I received a letter in the mail from official sources, ordering me to use:

"skin appropriating mammals & pseudo-mammals of complexions including greyscale shades from #FFFFFE to #000000"

(pseudo-mammals is important so as not to exclude platypus & echidna identifying peoples)

It's ok though-- I will let it slide this time.

Next time though, it will be reported to the Commissar. And they will listen to me-- Because I am half skin appropriating mammals & pseudo-mammals of complexions including greyscale shades from #FFFFFE to #000000 (anything more than a quarter is considered full validated and verified via the official channels)


> The euphemism treadmill is a running joke, from negro, to black, to African American, to Black, to person of color.

You missed a couple at the beginning of your list. A really significant one in particular.


Including it would distract from the main point (though IIRC there was no point at which it wasn't a slur; replacing non-slurs with novel non-slurs is a different category).

That said, I think it supports my point. How effective has tabooing that slur been at eliminating racism in the USA?


I'm the furthest thing from N-word apologist, but it's pronounced the same as the Latin word meaning "black" (modulo vowel pronunciation shifts), and spelled nearly the same. It's clearly derived from a word which did not originally have any meaning as a slur, and I bet you could find early usages in English which were merely descriptive.

There's no reason to use it now, but understanding the fact that was originally a descriptive word is useful for the history of it.


There have been a few kerfuffles in soccer where a Spanish speaking person used the Spanish word for black person in an English speaking country…and were charged with making a racial slur.


Moreno is the most common word I've heard in the US by black Spanish speakers describing themselves. Is negro more common in Spain?


Why does a taboo have to "eliminate racism" to be considered useful or effective instead of just "reduce the amount of times people have to put up with hearing others call them that"?

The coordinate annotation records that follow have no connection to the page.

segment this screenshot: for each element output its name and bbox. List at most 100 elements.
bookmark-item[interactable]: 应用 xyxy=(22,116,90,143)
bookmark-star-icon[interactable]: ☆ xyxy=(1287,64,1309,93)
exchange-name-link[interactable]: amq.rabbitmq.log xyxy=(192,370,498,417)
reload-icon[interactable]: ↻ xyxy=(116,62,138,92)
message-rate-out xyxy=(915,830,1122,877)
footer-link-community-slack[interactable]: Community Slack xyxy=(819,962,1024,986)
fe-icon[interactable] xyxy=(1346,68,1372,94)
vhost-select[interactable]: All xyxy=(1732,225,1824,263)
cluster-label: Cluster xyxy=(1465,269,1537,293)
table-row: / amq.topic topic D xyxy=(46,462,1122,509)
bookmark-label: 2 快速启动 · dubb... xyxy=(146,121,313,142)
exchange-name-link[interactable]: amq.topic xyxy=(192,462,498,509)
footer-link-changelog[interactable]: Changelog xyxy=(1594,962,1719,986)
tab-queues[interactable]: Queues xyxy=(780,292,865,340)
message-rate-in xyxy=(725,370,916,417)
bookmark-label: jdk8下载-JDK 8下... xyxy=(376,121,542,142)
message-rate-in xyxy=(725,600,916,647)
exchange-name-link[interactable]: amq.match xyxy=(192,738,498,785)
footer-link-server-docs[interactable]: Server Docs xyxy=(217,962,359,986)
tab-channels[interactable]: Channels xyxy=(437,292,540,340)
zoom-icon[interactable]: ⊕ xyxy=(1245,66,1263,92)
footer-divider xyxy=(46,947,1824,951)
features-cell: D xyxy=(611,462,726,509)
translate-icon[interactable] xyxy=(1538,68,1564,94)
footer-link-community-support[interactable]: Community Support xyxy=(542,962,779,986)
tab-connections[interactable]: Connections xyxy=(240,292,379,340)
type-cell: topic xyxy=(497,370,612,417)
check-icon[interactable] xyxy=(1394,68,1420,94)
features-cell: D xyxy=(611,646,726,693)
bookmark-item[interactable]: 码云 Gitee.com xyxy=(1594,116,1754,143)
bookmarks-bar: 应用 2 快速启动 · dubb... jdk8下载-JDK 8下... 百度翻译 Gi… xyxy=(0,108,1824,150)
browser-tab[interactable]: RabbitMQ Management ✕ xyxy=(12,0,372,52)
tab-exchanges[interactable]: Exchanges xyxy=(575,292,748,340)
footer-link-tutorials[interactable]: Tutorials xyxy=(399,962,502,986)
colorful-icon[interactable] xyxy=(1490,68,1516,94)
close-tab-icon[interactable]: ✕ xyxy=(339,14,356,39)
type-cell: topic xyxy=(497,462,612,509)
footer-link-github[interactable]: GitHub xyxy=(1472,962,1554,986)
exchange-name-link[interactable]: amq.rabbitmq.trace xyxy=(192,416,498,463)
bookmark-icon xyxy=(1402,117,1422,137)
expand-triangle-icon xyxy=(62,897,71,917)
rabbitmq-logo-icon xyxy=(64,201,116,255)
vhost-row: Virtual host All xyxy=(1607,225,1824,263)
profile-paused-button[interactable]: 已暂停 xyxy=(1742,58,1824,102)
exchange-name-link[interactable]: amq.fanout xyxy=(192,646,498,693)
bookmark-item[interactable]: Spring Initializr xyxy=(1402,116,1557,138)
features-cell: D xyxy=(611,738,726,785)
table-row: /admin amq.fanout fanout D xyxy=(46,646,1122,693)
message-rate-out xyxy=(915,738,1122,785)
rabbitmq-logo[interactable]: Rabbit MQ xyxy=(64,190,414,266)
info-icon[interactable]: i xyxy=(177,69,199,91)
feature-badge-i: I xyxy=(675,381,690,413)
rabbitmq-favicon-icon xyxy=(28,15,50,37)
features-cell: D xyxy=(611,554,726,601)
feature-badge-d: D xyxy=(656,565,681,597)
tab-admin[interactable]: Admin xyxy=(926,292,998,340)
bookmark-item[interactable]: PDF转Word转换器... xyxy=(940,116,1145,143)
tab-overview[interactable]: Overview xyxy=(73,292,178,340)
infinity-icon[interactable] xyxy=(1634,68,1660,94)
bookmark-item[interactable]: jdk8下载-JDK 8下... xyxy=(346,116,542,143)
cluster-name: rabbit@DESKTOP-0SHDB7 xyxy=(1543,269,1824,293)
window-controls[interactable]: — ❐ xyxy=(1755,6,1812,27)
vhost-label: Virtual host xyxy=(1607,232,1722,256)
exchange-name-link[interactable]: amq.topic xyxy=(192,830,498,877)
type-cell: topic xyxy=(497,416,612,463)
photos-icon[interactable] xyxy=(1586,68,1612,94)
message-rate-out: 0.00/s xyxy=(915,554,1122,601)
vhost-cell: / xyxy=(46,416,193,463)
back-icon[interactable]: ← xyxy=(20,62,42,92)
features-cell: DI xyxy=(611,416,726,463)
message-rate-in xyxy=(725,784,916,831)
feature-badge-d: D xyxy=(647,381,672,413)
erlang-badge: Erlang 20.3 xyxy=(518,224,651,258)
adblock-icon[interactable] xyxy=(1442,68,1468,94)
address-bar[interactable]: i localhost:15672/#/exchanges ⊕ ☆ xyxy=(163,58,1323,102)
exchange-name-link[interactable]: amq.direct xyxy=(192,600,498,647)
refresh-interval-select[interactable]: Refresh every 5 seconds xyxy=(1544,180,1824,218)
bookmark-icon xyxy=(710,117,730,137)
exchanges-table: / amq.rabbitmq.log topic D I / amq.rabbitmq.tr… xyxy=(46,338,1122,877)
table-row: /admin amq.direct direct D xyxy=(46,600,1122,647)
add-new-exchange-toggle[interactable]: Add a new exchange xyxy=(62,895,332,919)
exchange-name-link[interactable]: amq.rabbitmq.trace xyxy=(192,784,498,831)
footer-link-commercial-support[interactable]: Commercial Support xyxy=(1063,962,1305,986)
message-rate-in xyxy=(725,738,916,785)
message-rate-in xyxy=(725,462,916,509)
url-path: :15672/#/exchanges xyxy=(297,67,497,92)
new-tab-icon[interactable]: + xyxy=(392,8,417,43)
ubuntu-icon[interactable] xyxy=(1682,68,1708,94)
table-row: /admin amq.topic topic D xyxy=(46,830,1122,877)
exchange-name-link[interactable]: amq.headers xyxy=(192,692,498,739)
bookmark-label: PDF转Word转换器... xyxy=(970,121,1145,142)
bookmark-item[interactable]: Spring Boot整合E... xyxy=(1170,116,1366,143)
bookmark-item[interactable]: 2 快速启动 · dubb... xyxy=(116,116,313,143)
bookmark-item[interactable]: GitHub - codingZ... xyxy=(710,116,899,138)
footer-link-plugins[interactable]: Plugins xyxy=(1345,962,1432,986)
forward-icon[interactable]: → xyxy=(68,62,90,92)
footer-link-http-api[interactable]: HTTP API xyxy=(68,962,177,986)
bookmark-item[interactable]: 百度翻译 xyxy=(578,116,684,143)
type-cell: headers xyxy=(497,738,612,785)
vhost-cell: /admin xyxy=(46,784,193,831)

Do you have an estimate for how much tabooing that word decreased the racial wealth gap or increased the number of black children with access to healthcare?


Well it's american site and people get itchy when you mention it, because apparently having voldemort words that are simultaneously used by people supposedely offended by it in their culture is "good" thing to do


Today, it's no longer person of color.

It's "theirsxn of sholor". Please respect this and stop the violation and violence against theirsxns of sholor which is incurred when you use othering phrases.

(not thereson-- because it has the word "son" in it, which is offensive to non-sons. sholor because it's closer to shalom which means peace.)